Reality Check
Eine Frau mittleren Alters fiel mir ins Auge. Ungeschminkt, kurzhaarig, maskulin. Interessant. Sie hatte ein ernstes, verschlossenes Gesicht, doch als ich sie ansprach, lächelte sie. Ich erzählte von meinem Buchprojekt. Sie sagte, es werde ja sicherlich veröffentlicht – und sie dürfe nicht gesehen werden. Ich fragte nach dem Grund, und sie sagte nur „Missbrauch“. Und ihr Ausdruck machte mir klar, dass sie nicht den Missbrauch der Bilder meinte, sondern den selbst erfahrenen.
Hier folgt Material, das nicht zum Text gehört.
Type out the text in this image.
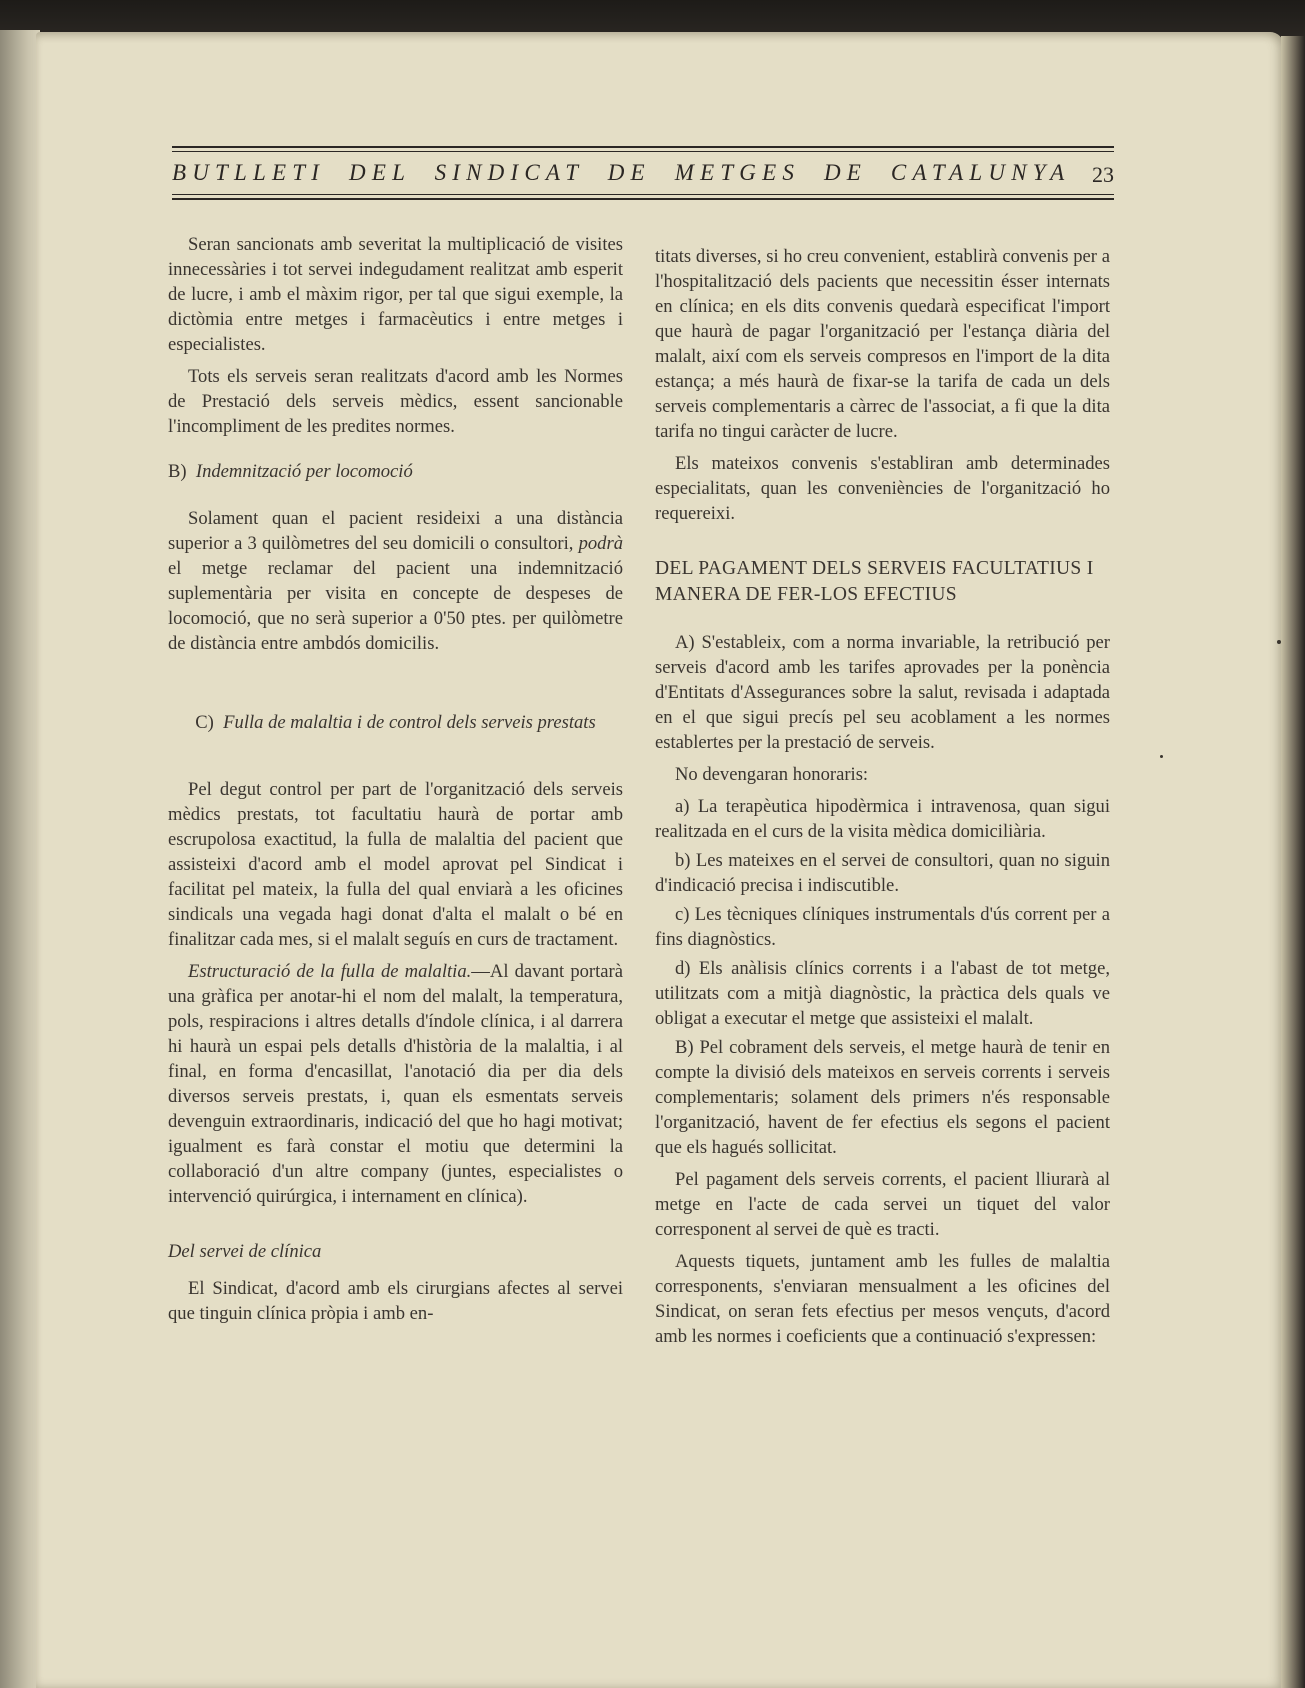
BUTLLETI  DEL  SINDICAT  DE  METGES  DE  CATALUNYA 23

Seran sancionats amb severitat la multiplicació de visites innecessàries i tot servei indegudament realitzat amb esperit de lucre, i amb el màxim rigor, per tal que sigui exemple, la dictòmia entre metges i farmacèutics i entre metges i especialistes.

Tots els serveis seran realitzats d'acord amb les Normes de Prestació dels serveis mèdics, essent sancionable l'incompliment de les predites normes.

B) Indemnització per locomoció

Solament quan el pacient resideixi a una distància superior a 3 quilòmetres del seu domicili o consultori, podrà el metge reclamar del pacient una indemnització suplementària per visita en concepte de despeses de locomoció, que no serà superior a 0'50 ptes. per quilòmetre de distància entre ambdós domicilis.

C) Fulla de malaltia i de control dels serveis prestats

Pel degut control per part de l'organització dels serveis mèdics prestats, tot facultatiu haurà de portar amb escrupolosa exactitud, la fulla de malaltia del pacient que assisteixi d'acord amb el model aprovat pel Sindicat i facilitat pel mateix, la fulla del qual enviarà a les oficines sindicals una vegada hagi donat d'alta el malalt o bé en finalitzar cada mes, si el malalt seguís en curs de tractament.

Estructuració de la fulla de malaltia.—Al davant portarà una gràfica per anotar-hi el nom del malalt, la temperatura, pols, respiracions i altres detalls d'índole clínica, i al darrera hi haurà un espai pels detalls d'història de la malaltia, i al final, en forma d'encasillat, l'anotació dia per dia dels diversos serveis prestats, i, quan els esmentats serveis devenguin extraordinaris, indicació del que ho hagi motivat; igualment es farà constar el motiu que determini la collaboració d'un altre company (juntes, especialistes o intervenció quirúrgica, i internament en clínica).

Del servei de clínica

El Sindicat, d'acord amb els cirurgians afectes al servei que tinguin clínica pròpia i amb en-

titats diverses, si ho creu convenient, establirà convenis per a l'hospitalització dels pacients que necessitin ésser internats en clínica; en els dits convenis quedarà especificat l'import que haurà de pagar l'organització per l'estança diària del malalt, així com els serveis compresos en l'import de la dita estança; a més haurà de fixar-se la tarifa de cada un dels serveis complementaris a càrrec de l'associat, a fi que la dita tarifa no tingui caràcter de lucre.

Els mateixos convenis s'establiran amb determinades especialitats, quan les conveniències de l'organització ho requereixi.

DEL PAGAMENT DELS SERVEIS FACULTATIUS I MANERA DE FER-LOS EFECTIUS

A) S'estableix, com a norma invariable, la retribució per serveis d'acord amb les tarifes aprovades per la ponència d'Entitats d'Assegurances sobre la salut, revisada i adaptada en el que sigui precís pel seu acoblament a les normes establertes per la prestació de serveis.

No devengaran honoraris:

a) La terapèutica hipodèrmica i intravenosa, quan sigui realitzada en el curs de la visita mèdica domiciliària.

b) Les mateixes en el servei de consultori, quan no siguin d'indicació precisa i indiscutible.

c) Les tècniques clíniques instrumentals d'ús corrent per a fins diagnòstics.

d) Els anàlisis clínics corrents i a l'abast de tot metge, utilitzats com a mitjà diagnòstic, la pràctica dels quals ve obligat a executar el metge que assisteixi el malalt.

B) Pel cobrament dels serveis, el metge haurà de tenir en compte la divisió dels mateixos en serveis corrents i serveis complementaris; solament dels primers n'és responsable l'organització, havent de fer efectius els segons el pacient que els hagués sollicitat.

Pel pagament dels serveis corrents, el pacient lliurarà al metge en l'acte de cada servei un tiquet del valor corresponent al servei de què es tracti.

Aquests tiquets, juntament amb les fulles de malaltia corresponents, s'enviaran mensualment a les oficines del Sindicat, on seran fets efectius per mesos vençuts, d'acord amb les normes i coeficients que a continuació s'expressen:
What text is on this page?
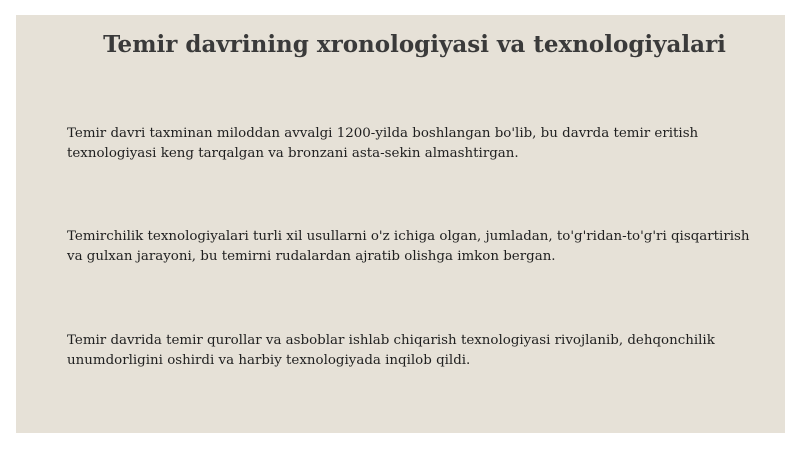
Temir davrining xronologiyasi va texnologiyalari

Temir davri taxminan miloddan avvalgi 1200-yilda boshlangan bo'lib, bu davrda temir eritish texnologiyasi keng tarqalgan va bronzani asta-sekin almashtirgan.

Temirchilik texnologiyalari turli xil usullarni o'z ichiga olgan, jumladan, to'g'ridan-to'g'ri qisqartirish va gulxan jarayoni, bu temirni rudalardan ajratib olishga imkon bergan.

Temir davrida temir qurollar va asboblar ishlab chiqarish texnologiyasi rivojlanib, dehqonchilik unumdorligini oshirdi va harbiy texnologiyada inqilob qildi.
Für mich wirkte das wie ein kleiner Schlag in die Magengrube; erneut kam bei mir wieder die Frage nach den Grenzen auf: Wie nahe komme ich den Menschen eigentlich mit meinem Anliegen?
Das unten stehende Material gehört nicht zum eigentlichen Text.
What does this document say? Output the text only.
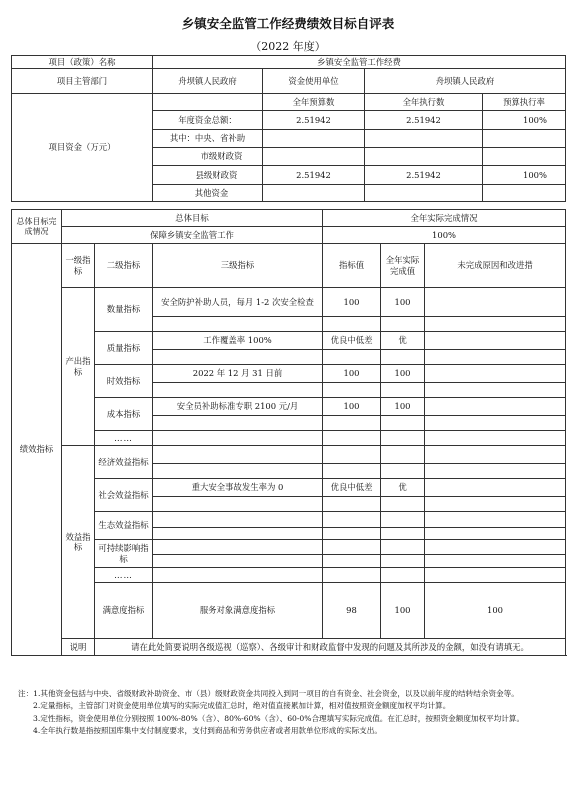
乡镇安全监管工作经费绩效目标自评表
（2022 年度）
项目（政策）名称	乡镇安全监管工作经费			
项目主管部门	舟坝镇人民政府	资金使用单位	舟坝镇人民政府	
项目资金（万元）		全年预算数	全年执行数	预算执行率
	年度资金总额：	2.51942	2.51942	100%
	其中：中央、省补助			
	市级财政资			
	县级财政资	2.51942	2.51942	100%
	其他资金			
总体目标完成情况	总体目标			全年实际完成情况			
	保障乡镇安全监管工作			100%			
绩效指标	一级指标	二级指标	三级指标	指标值	全年实际完成值	未完成原因和改进措	
	产出指标	数量指标	安全防护补助人员，每月 1-2 次安全检查	100	100		

		质量指标	工作覆盖率 100%	优良中低差	优		

		时效指标	2022 年 12 月 31 日前	100	100		

		成本指标	安全员补助标准专职 2100 元/月	100	100		

		……					
	效益指标	经济效益指标					

		社会效益指标	重大安全事故发生率为 0	优良中低差	优		

		生态效益指标					

		可持续影响指标					

		……					
		满意度指标	服务对象满意度指标	98	100	100	
	说明	请在此处简要说明各级巡视（巡察）、各级审计和财政监督中发现的问题及其所涉及的金额，如没有请填无。					

注：1.其他资金包括与中央、省级财政补助资金、市（县）级财政资金共同投入到同一项目的自有资金、社会资金，以及以前年度的结转结余资金等。

2.定量指标，主管部门对资金使用单位填写的实际完成值汇总时，绝对值直接累加计算，相对值按照资金额度加权平均计算。

3.定性指标，资金使用单位分别按照 100%-80%（含）、80%-60%（含）、60-0%合理填写实际完成值。在汇总时，按照资金额度加权平均计算。

4.全年执行数是指按照国库集中支付制度要求，支付到商品和劳务供应者或者用款单位形成的实际支出。
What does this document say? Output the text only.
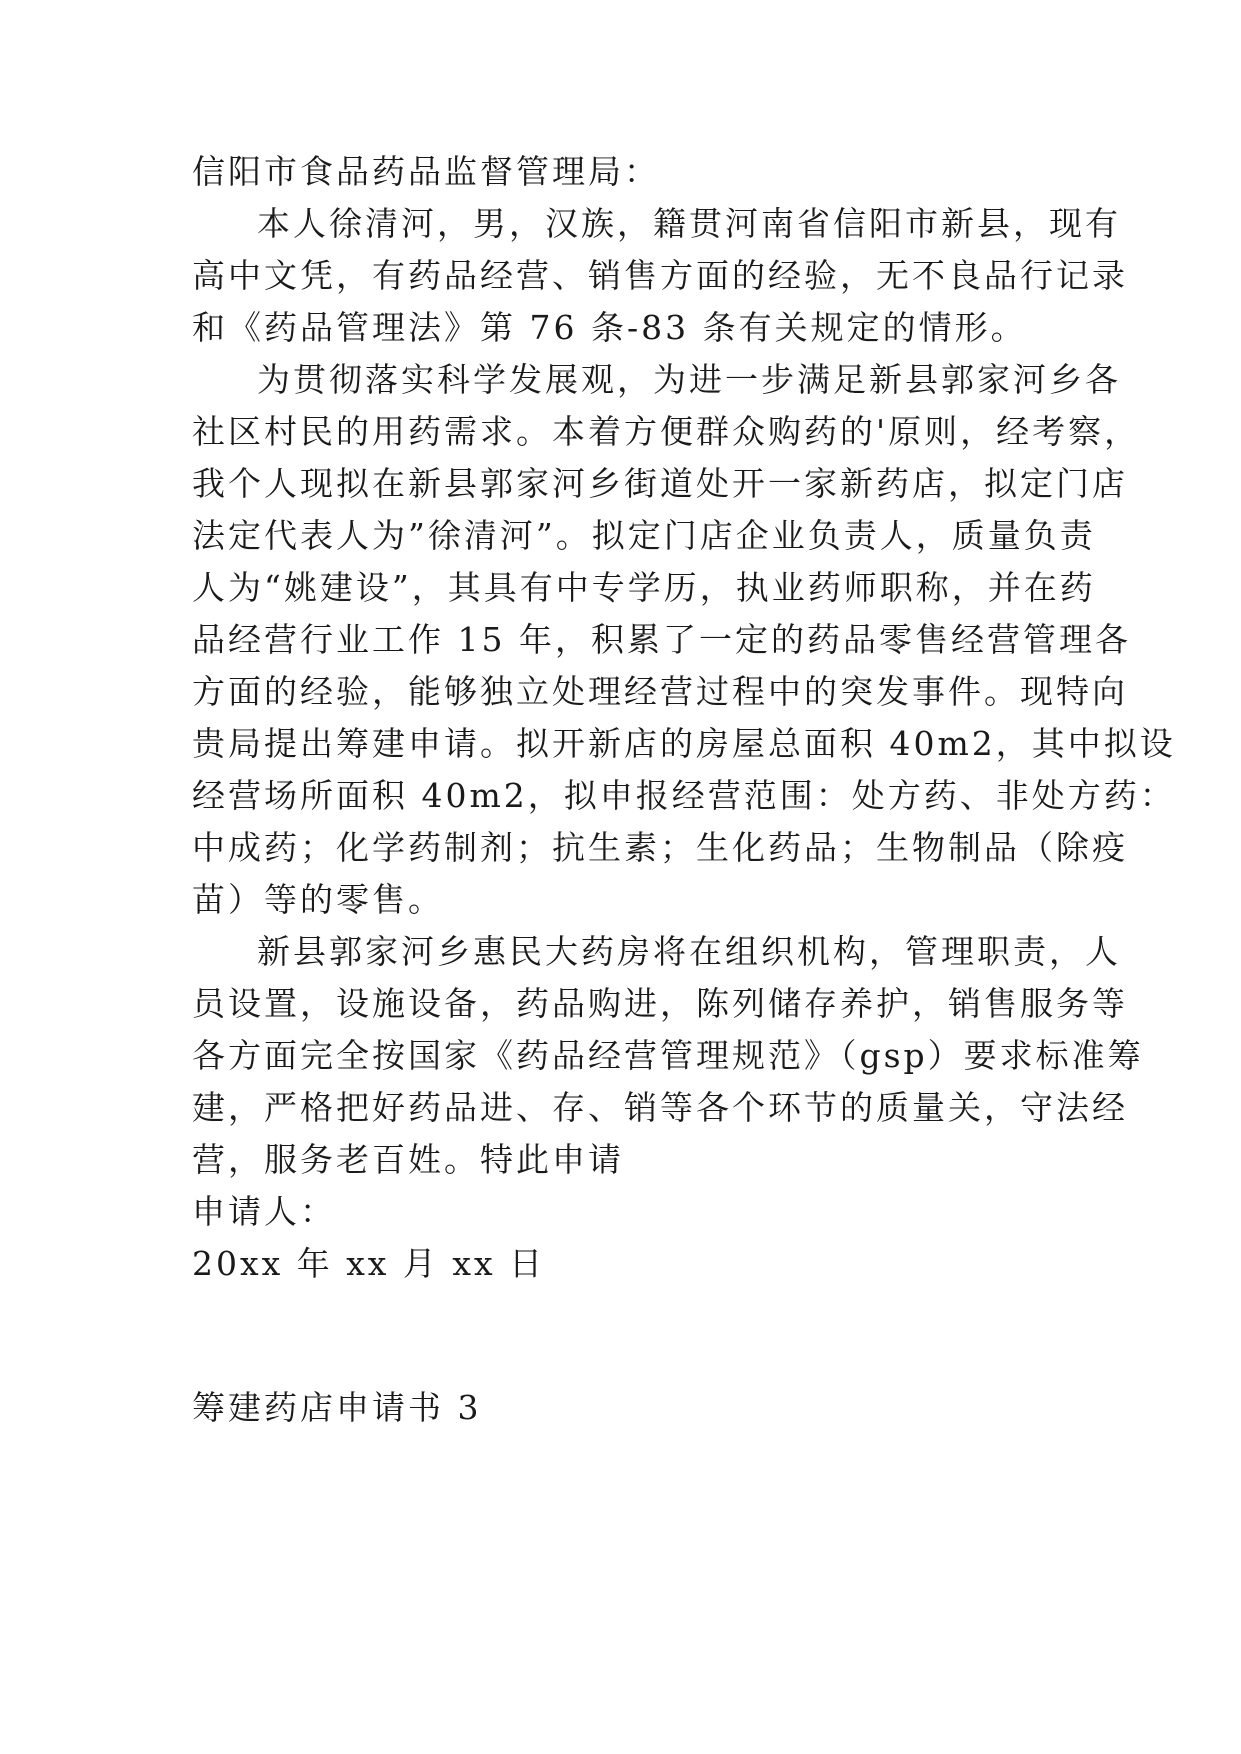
信阳市食品药品监督管理局：
本人徐清河，男，汉族，籍贯河南省信阳市新县，现有
高中文凭，有药品经营、销售方面的经验，无不良品行记录
和《药品管理法》第 76 条-83 条有关规定的情形。
为贯彻落实科学发展观，为进一步满足新县郭家河乡各
社区村民的用药需求。本着方便群众购药的'原则，经考察，
我个人现拟在新县郭家河乡街道处开一家新药店，拟定门店
法定代表人为”徐清河”。拟定门店企业负责人，质量负责
人为“姚建设”，其具有中专学历，执业药师职称，并在药
品经营行业工作 15 年，积累了一定的药品零售经营管理各
方面的经验，能够独立处理经营过程中的突发事件。现特向
贵局提出筹建申请。拟开新店的房屋总面积 40m2，其中拟设
经营场所面积 40m2，拟申报经营范围：处方药、非处方药：
中成药；化学药制剂；抗生素；生化药品；生物制品（除疫
苗）等的零售。
新县郭家河乡惠民大药房将在组织机构，管理职责，人
员设置，设施设备，药品购进，陈列储存养护，销售服务等
各方面完全按国家《药品经营管理规范》（gsp）要求标准筹
建，严格把好药品进、存、销等各个环节的质量关，守法经
营，服务老百姓。特此申请
申请人：
20xx 年 xx 月 xx 日
筹建药店申请书 3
Aber es liegt natürlich an dem Projekt, dem Thema an sich. Wenn ich mich mit Menschen „am Rande“ beschäftige, sind es zwangsläufig Individuen mit ihrer eigenen Geschichte, und sei sie noch so hässlich.
So viele unterschiedliche Geschichten
Gerade an jenem Tag traf ich später so unterschiedliche Menschen, die sich in ähnlich prekären Situationen befinden. Manche sind dabei, wieder zurück in einen geregelten Alltag zu kommen, andere sind gerade auf der Straße gelandet. Manche trinken, manche sind abstinent, andere sind in einem Methadonprogramm oder haben andere Drogenprobleme. Von psychischen Problemen oder chronischen Krankheiten ganz zu schweigen.
Trotz all dieser Probleme und häufig perspektivlosen Situationen erlebe ich eine große Offenheit gegenüber meinem Fotoprojekt, auch wenn sich nicht alle für ein Foto bereit erklären. Mir wird ein großes Vertrauen entgegengebracht, und damit habe ich so nicht gerechnet. Einige wollen mir ihre Geschichte erzählen. Andere, die ich bereits fotografiert habe, beginnen, andere zu überzeugen, sich auch fotografieren zu lassen. Selbst dann, wenn sie ihr eigenes Foto in der Hand halten, ein mehr oder weniger ehrliches Bild mit allen Spuren, die die Straße hinterlässt, von sich sehen. Das hinterlässt in mir ein weiteres Mal ein Gefühl von Dankbarkeit, ein Gefühl, dass es richtig ist, was ich tue.